In this paper, the influence of the deposition conditions together with post-annealing treatment on the properties and passivation effect of the LPD SiO2 film was systematically investigated. It was found that an annealing temperature higher than 700°C was required to obtain a high-quality passivation effect of the LPD SiO2 film. Moreover, the film had an excellent passivation effect on both p-type and n-type silicon wafers but a better passivation effect on n-type, suggesting the simultaneous presence of chemical passivation and field-effect passivation. Though the deposition conditions did not have much influence on the passivation effect of the LPD SiO2 film, they affected the deposition rate. A medium concentration of H2SiF6 (1.5 M) and a medium temperature (50°C) were suggested to be the optimal deposition conditions based on the tradeoff of material cost, thermal cost and deposition rate. This optimized LPD SiO2 film was successfully applied to silicon solar cells as the front surface passivation layer, achieving a convention efficiency of 19.5% on a large scale (156 mm × 156 mm).
Experimental details
Deposition of SiO2 film
The whole deposition system mainly consists of a Teflon beaker containing a silica-supersaturated hydrofluosilicic acid (H2SiF6) solution, a holder for holding silicon wafers and a magnetic stirring apparatus (90-18, Shanghai Sile Instrument Co., Ltd.). The solution temperature was controlled by using the water bath method. To prepare the silica-supersaturated H2SiF6 solution, silicic acid powders (99.9%, Sigma-Aldrich) were added to a raw H2SiF6 solution (33.5%–35%, Sigma-Aldrich) and stirred at 400 r/min for 20 min at room temperature to obtain the silica-saturated H2SiF6 solution. The concentration of H2SiF6 in the silica-saturated solution was 3.09 M. Then, an appropriate amount of deionized (DI) water was added to the silica-saturated H2SiF6 solution to form the silica-supersaturated solution which was directly used for the SiO2 deposition. The concentration of H2SiF6 in the supersaturated solution was controlled by the amount of the DI water added. The substrates utilized for SiO2 deposition were Czochralski (Cz) silicon with a resistivity of 1–3 W·cm for p-type and 3–4 W·cm for n-type and a thickness of 200 mm. Before depositing SiO2 film, the substrates were pretreated by being dipped into diluted HF solution and diluted HCl solution to remove the natural silicon dioxide and metallic ions, and then immersed into DI water to gain OH-terminated surface, which substantially facilitated the growth of the SiO2 film [ 6]. After these pretreatments, the silicon wafers were immersed in the supersaturated solution with the controlled concentration of H2SiF6 and temperature to deposit SiO2 films.
Fabrication of silicon solar cells
For the fabrication of silicon solar cells, the crystalline silicon was Cz p-type with a resistivity of 1–3 W·cm, a thickness of 200 mm and an area of about 238.95 cm2 (quasi-square: 156 mm × 156 mm). After surface texturization and p-doping steps, the phosphorosilicate glass (formed in the doping process) on the rear side was removed in the HF solution first. Then, the silicon wafers were immersed in tetramethylammonium hydroxide solution to produce polished rear surface. Next, the phosphorosilicate glass on the front side was removed and the SiO2 films were deposited on both sides of the wafers by the LPD. The wafers were annealed in a muffle furnace at the annealing temperature of 800°C for 5 min to obtain a high-quality passivation effect and subsequently the SiO2 film on the back side was removed by using the HF. After that, SiNx coatings were deposited on the SiO2 films as the antireflection layers by plasma enhanced chemical vapor deposition.
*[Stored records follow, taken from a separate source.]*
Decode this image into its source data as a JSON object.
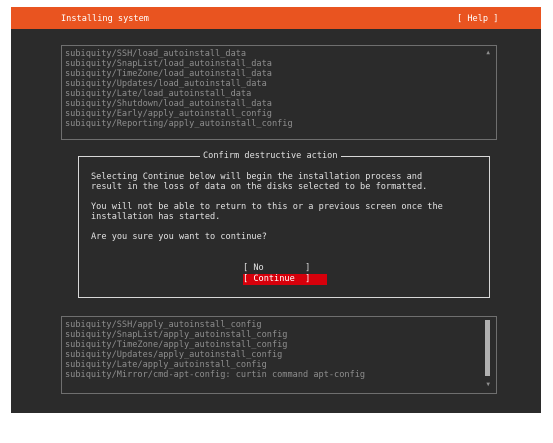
{
  "header": {
    "title": "Installing system",
    "help_label": "[ Help ]"
  },
  "log_top": {
    "lines": [
      "subiquity/SSH/load_autoinstall_data",
      "subiquity/SnapList/load_autoinstall_data",
      "subiquity/TimeZone/load_autoinstall_data",
      "subiquity/Updates/load_autoinstall_data",
      "subiquity/Late/load_autoinstall_data",
      "subiquity/Shutdown/load_autoinstall_data",
      "subiquity/Early/apply_autoinstall_config",
      "subiquity/Reporting/apply_autoinstall_config"
    ],
    "scroll_up_glyph": "▲"
  },
  "dialog": {
    "title": "Confirm destructive action",
    "lines": [
      "Selecting Continue below will begin the installation process and",
      "result in the loss of data on the disks selected to be formatted.",
      "",
      "You will not be able to return to this or a previous screen once the",
      "installation has started.",
      "",
      "Are you sure you want to continue?"
    ],
    "no_label": "[ No        ]",
    "continue_label": "[ Continue  ]"
  },
  "log_bottom": {
    "lines": [
      "subiquity/SSH/apply_autoinstall_config",
      "subiquity/SnapList/apply_autoinstall_config",
      "subiquity/TimeZone/apply_autoinstall_config",
      "subiquity/Updates/apply_autoinstall_config",
      "subiquity/Late/apply_autoinstall_config",
      "subiquity/Mirror/cmd-apt-config: curtin command apt-config"
    ],
    "scroll_down_glyph": "▼"
  },
  "colors": {
    "header_bg": "#e95420",
    "screen_bg": "#2b2b2b",
    "button_selected_bg": "#d6000b",
    "log_text": "#8e8e8e"
  }
}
Finally, the electrodes were fabricated on both the front and back sides by screen printing technique and co-fired in firing furnace.
Characterizations
The effective minority carrier lifetime (t) of the Si wafers symmetrically passivated by the LPD SiO2 film was measured by using the Semilab WT-1200A lifetime tester, which directly reflected the passivation quality. The thermolyne muffle furnace was used to study the impact of post-annealing on the surface passivation effect of the LPD SiO2 films. The surface morphologies of the LPD SiO2 films on different substrates were observed by using the scanning electron microscope (SEM). The element compositions and chemical configuration of the LPD SiO2 films were characterized by using the X-ray photoelectron spectroscopy (XPS), and using monochromatic Al Kα radiation as the X-ray source. The infrared absorption spectra were measured by using the Fourier transform infrared (FTIR) spectrometer in the range of 350 to 8000 cm−1. The refractive index and thickness of the LPD SiO2 films were determined by using the spectroscopic ellipsomestry. The current (I)–voltage (V) tester was used to measure the electrical performances (I–V and power (P)–V curves) of the LPD SiO2 passivated solar cell under AM1.5 spectrum at the temperature of 25°C.
Results and discussion
Quality of LPD SiO2
SiO2 films were successfully fabricated by the LPD under different growth conditions. For the morphological observation and the identification of the chemical composition, the films grown at 50°C for two hours with 1.0 M H2SiF6 without loss of generality were chosen. Figures 1(a) and (b) respectively show the top-view and cross-sectional SEM image of the LPD SiO2 film deposited on the polished silicon substrate, both demonstrating that the SiO2 film is uniformly and compactly deposited on the silicon surface. The LPD SiO2 film was also grown on the pyramid structure textured silicon surface which was the real circumstance for commercial silicon solar cells, shown in Fig. 1(c) and (d). The SiO2 film was conformally deposited on the whole silicon pyramid textures in spite of the size of the pyramid, which was the primary requirement for effective surface passivation. To confirm the element composition and chemical configuration of the film, the samples above were characterized by using the XPS and FTIR spectrometer. Figure 1(e) depicts the XPS full-scan spectrum of the as-prepared LPD SiO2 film. The peak values of elementary binding energy in the spectrum are all modified by standard C 1 s peak located at 284.6 eV. The peaks of 25.3 eV, 103.68 eV, 153.96 eV, 284.6 eV, 532.98 eV, 688.98 eV and 979.5 eV are respectively corresponding to O 2s, Si 2p, Si 2s, C 1s, O 1s, F 1s and O KL1 [ 15– 17]. The carbon detected by XPS may have been induced by the external circumstance (e.g., engine oil of XPS instrument and atmosphere). The fluoride (F) comes from the H2SiF6 reactant, which exists in the form of Si-F bond in the film as displayed in Fig. 2(a). Other impurities are below the detection limit. Figure 1(f) shows the XPS fine-scan spectrum for Si 2p. The XPS experimental data shows a symmetric peak, which fits well with a single Gaussian peak located at 103.77 eV, revealing the chemical state of the LPD SiO2 is silicon dioxide without any suboxide [ 18].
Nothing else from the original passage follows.